Summary
holding that a disclosure by a vice president and sales manager of a corporation did not constitute waiver because he did not seek authorization from the board of directors
Summary of this case from Hedden v. Kean Univ.Opinion
Decided August 17, 1954.
Messrs. Charles J. Milton and William E. Bannon argued the cause for the plaintiff.
Mr. Bernard Freedman argued the cause for the defendants.
This matter comes before the court on a motion to compel an answer to a question posed during the taking of the deposition of William S. Brubaker, vice-president and sales manager of plaintiff.
Mr. Brubaker was asked "whether or not when he first went to his attorney in Harrisburg he told him that the Gallo Company owed the Plaintiff $27,743.50." Mr. Brubaker refused to answer the question on the grounds that it was privileged in that it was made in the course of the attorney-client relationship.
The witness, Brubaker, is not the client in this case, but he is the agent of the client. Since a corporation can only act through its agent, it must necessarily follow that if the attorney-client privilege is to extend to corporations, as it does, Russell v. Second National Bank of Paterson, 136 N.J.L. 270 ( E. A. 1947), it must necessarily extend to confidential communications made by the agent of the corporation. State v. Loponio, 85 N.J.L. 357 ( E. A. 1913).
It is clear that the attorney-client privilege would be defeated if the "disclosure of the confidences, though not compellable from the attorney, were still obtainable from the client." 8 Wigmore on Evidence, sec. 2324. Therefore the client himself can claim the privilege from disclosing matters so protected.

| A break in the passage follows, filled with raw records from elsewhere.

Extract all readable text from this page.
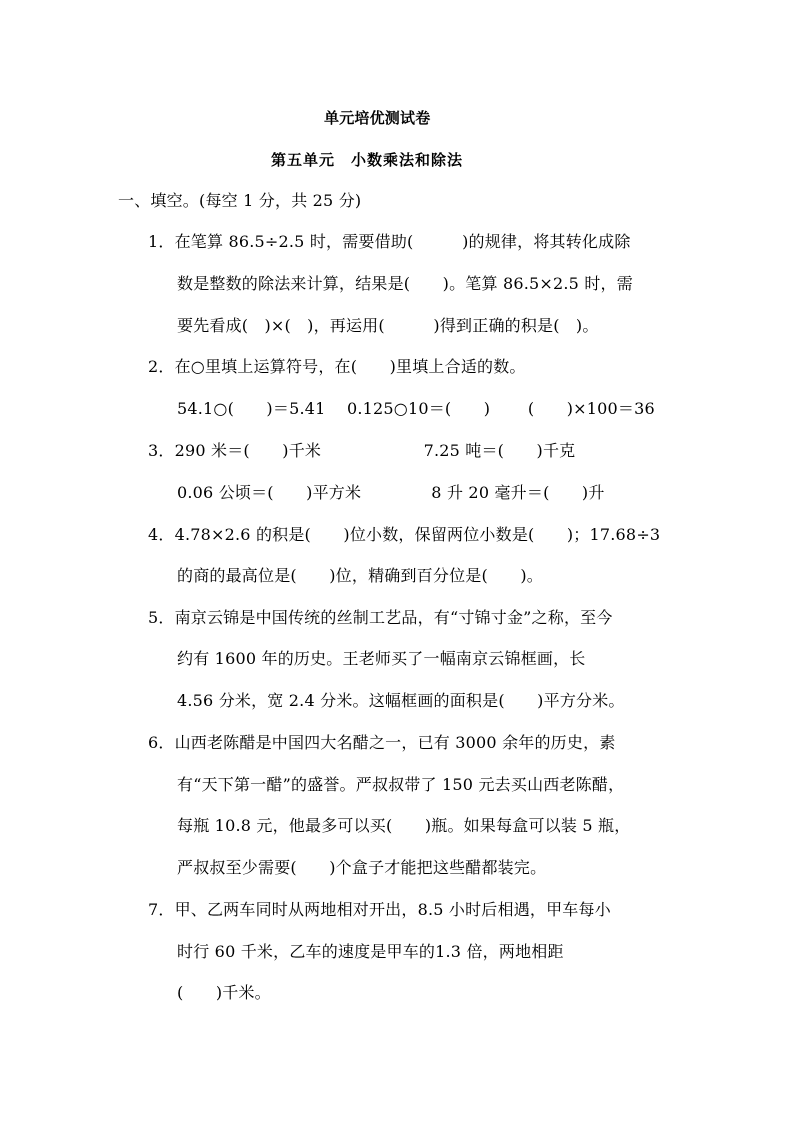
单元培优测试卷
第五单元　小数乘法和除法
一、填空。(每空 1 分，共 25 分)
1．在笔算 86.5÷2.5 时，需要借助(　　　)的规律，将其转化成除
数是整数的除法来计算，结果是(　　)。笔算 86.5×2.5 时，需
要先看成(　)×(　)，再运用(　　　)得到正确的积是(　)。
2．在○里填上运算符号，在(　　)里填上合适的数。
54.1○(　　)＝5.41　 0.125○10＝(　　)　　 (　　)×100＝36
3．290 米＝(　　)千米　　　　　　 7.25 吨＝(　　)千克
0.06 公顷＝(　　)平方米　　　　 8 升 20 毫升＝(　　)升
4．4.78×2.6 的积是(　　)位小数，保留两位小数是(　　)；17.68÷3
的商的最高位是(　　)位，精确到百分位是(　　)。
5．南京云锦是中国传统的丝制工艺品，有“寸锦寸金”之称，至今
约有 1600 年的历史。王老师买了一幅南京云锦框画，长
4.56 分米，宽 2.4 分米。这幅框画的面积是(　　)平方分米。
6．山西老陈醋是中国四大名醋之一，已有 3000 余年的历史，素
有“天下第一醋”的盛誉。严叔叔带了 150 元去买山西老陈醋，
每瓶 10.8 元，他最多可以买(　　)瓶。如果每盒可以装 5 瓶，
严叔叔至少需要(　　)个盒子才能把这些醋都装完。
7．甲、乙两车同时从两地相对开出，8.5 小时后相遇，甲车每小
时行 60 千米，乙车的速度是甲车的1.3 倍，两地相距
(　　)千米。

I will next deal with the question of whether Brubaker waived the privilege by his prior testimony.
The attorney-client privilege can be waived, Sayre v. Sayre, 14 N.J.L. 487 ( Sup. Ct. 1834); and as heretofore stated, since the privilege can only apply to a corporation through the statements of its agent, conversely, it can be waived by its agent. But the agent must be acting in the scope of his authority. The witness, Brubaker, was not a director of the plaintiff corporation, and it is the undisputed law that the act of a president or other officer of a corporation is not regarded as the act of the corporation, unless it is shown that such act was within the scope of his employment as derived from the board of directors or unless it pertained to his official duty. Gabriel v. Auf Der Heide — Aragona Inc., 14 N.J. Super. 558 ( App. Div. 1951); Beck v. Edwards Lewis, 141 N.J. Eq. 326 ( Ch. Div. 1948).
There is no evidence in the case from which I can find that Brubaker had any authority to waive the privilege belonging to the plaintiff. He was the vice-president and sales manager of the corporation and was not even a member of the board of directors. I fully realize that to sustain the privilege is to withhold the truth and "it is therefore to be strictly limited to the purposes for which it exists," In re Selser, 15 N.J. 393 (1954); but I find the facts of the case meet the purpose of the attorney-client privilege which is deeply imbedded in our jurisprudence. State v. Toscano, 13 N.J. 418 (1953).
An order will be entered denying defendants the right to compel Brubaker to answer the question.